Collectors-Music-Reviews

Bob Dylan – North Stage (Crystal Cat CC 345)

North Stage (Crystal Cat CC 345)

Woodstock Festival, Saugerties, NY – August 14th, 1994

(78:22):  Jokerman, Just Like a Woman, All Along the Watchtower, It Takes A Lot To Laugh, Don’t Think Twice, Masters Of War, It’s All Over Now Baby Blue, God Knows, I Shall Be Released, Highway 61 Revisited, Rainy Day Women #12 & 35, It Ain’t Me Babe

Among Bob Dylan’s television appearances in 1994, two stand out for their conscious appeal to the younger crowd.  The most blatant was the November taping and telecast of Unplugged on MTV.  The other was his set at Woodstock, broadcast over pay-per-view.  Other acts such as Red Hot Chili Peppers, Primus and NIN generated much of the highlights, but Dylan’s set also generated much interest and has been called one of his watershed performances.  

There were many releases of the video soundtrack in the festival’s wake.  Woodstock Revisited  (Dv.GIG DGCD 030) was the earliest but is missing the final song of the set.  Others include Master Of Woodstock (SUBPOP Revisited V-15372-14), Woodstock ’94 (Living Legend LLRCD 251), Woodstock ’94 (Wood 027/28) a two disc set with material from the July 16th, 1989 show in Bristol Connecticut.  The same label also issued Woodstock 1994 (Wood 99407/8), another two disc set but this time with three bonus tracks from a 1994 US show in addition to the Woodstock telecast.

North Stage came out a year latter and is the best of the lot.  Not only is it complete, but the sound quality is generally an improvement.  Dylan’s introduction and the beginning of the first song “Jokerman” are a bit distorted and bassy, but by the tape clears up nicely and the rest of the show is close to perfect soundboard quality.  It is not up to being an official release but comes close.  Crystal Cat omit between song pauses to economize on the disc. 

Ironies abound surrounding his appearance at this event.  The location for Woodstock in 1969 was largely dictated by Dylan’s residence at the time in Woodstock in upstate New York.  The publicity leading up to the event had the opposite affect than intended, making the singer flee to England and sing at the Isle Of Wight Festival instead for his first public performance in three years. 

There were not any intentions for his participation at Woodstock in 1994.  He approached the organizers to play once he heard that Neil Young wouldn’t play (and earn a $600,000 fee).  Most of the excitement occurred on Saturday night, August 13th when Nine Inch Nails, Metallica and Aerosmith played in a row.  

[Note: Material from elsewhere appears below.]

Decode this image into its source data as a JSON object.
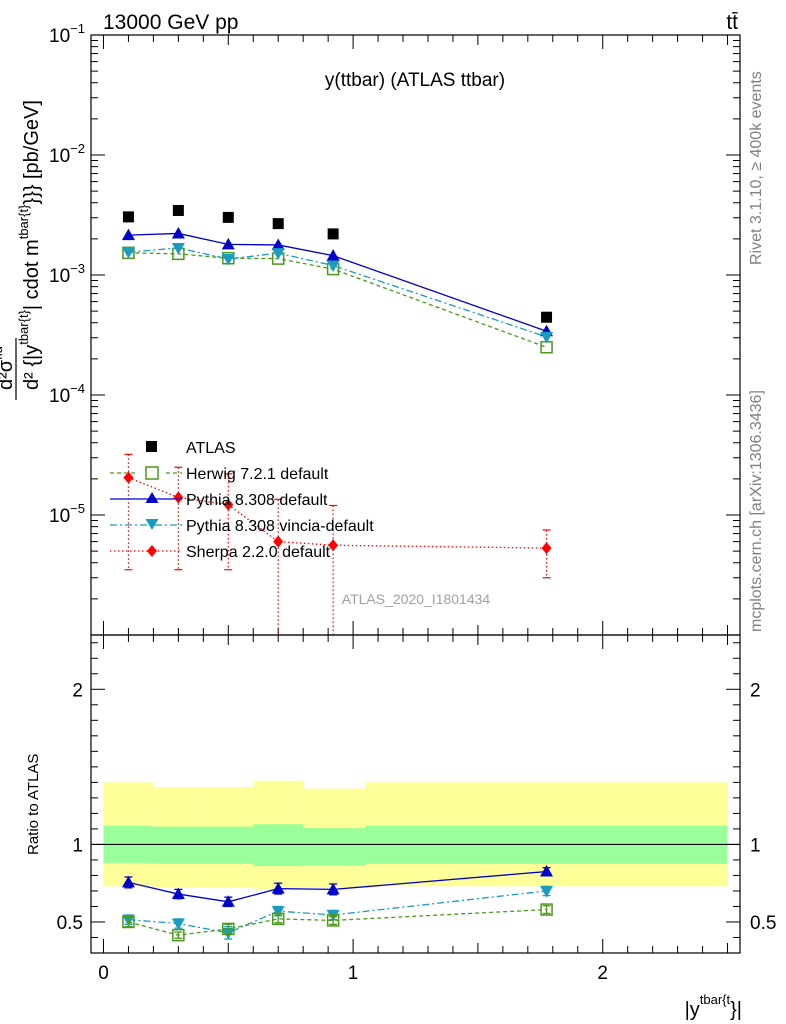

Dylan appeared on Sunday night, after Porno For Pyros and before the Red Hot Chili Peppers hit the stage with their light-bulbs.  He shortened his set only by two songs.  And his talent, not mud-flinging, stage diving or giant mosh pits, was enough to ensure the legendary status of this performance.       

“We’ve waited twenty-five years to hear this” the mc says as he introduces Bob Dylan to the stage.  He starts off the with “Jokerman,” “Just Like A Woman” and “All Along The Watchtower.”  These three opened most of the shows that summer and in Saugerties are played very quick and nervously.  Bucky Baxter goes crazy with the fuzzy wah-wah pedal during “Watchtower.”

Confidence is reached with “It Take A Lot To Laugh, It Takes A Train To Cry.”  They’ve retained their habit of drawing out their songs with long instrumental passages.  Most of the songs are either approach or hit the seven minutes mark. 

In the middle Dylan plays a three song acoustic set starting with “Don’t Think Twice, It’s Alright.”  He follows with a very slow, ponderous, doom-laden rendition of “Masters Of War.”  Commentators like to point out how he likes to pull that song out during international conflict, but the only foreign tensions in the American news that summer were centered on North Korea’s saber rattling about the time Kim Jong Il assumed power.

“Highway 61 Revisited” is played for the only time during the summer tour.  The set ends with “Rainy Day Woman #12 & 35” with “It Ain’t Me” as the encore.  

Crystal Cat utilize a contact sheet with screenshots from the pay-per-view telecast on the front.  The inside booklet has a little paragraph describing the show, a setlist, and backstage photograph of Dylan signing an autography.  In the fifteen years since its release, North Stage remains unsurpassed as the defintive document of Dylan’s set at Woodstock in 1994.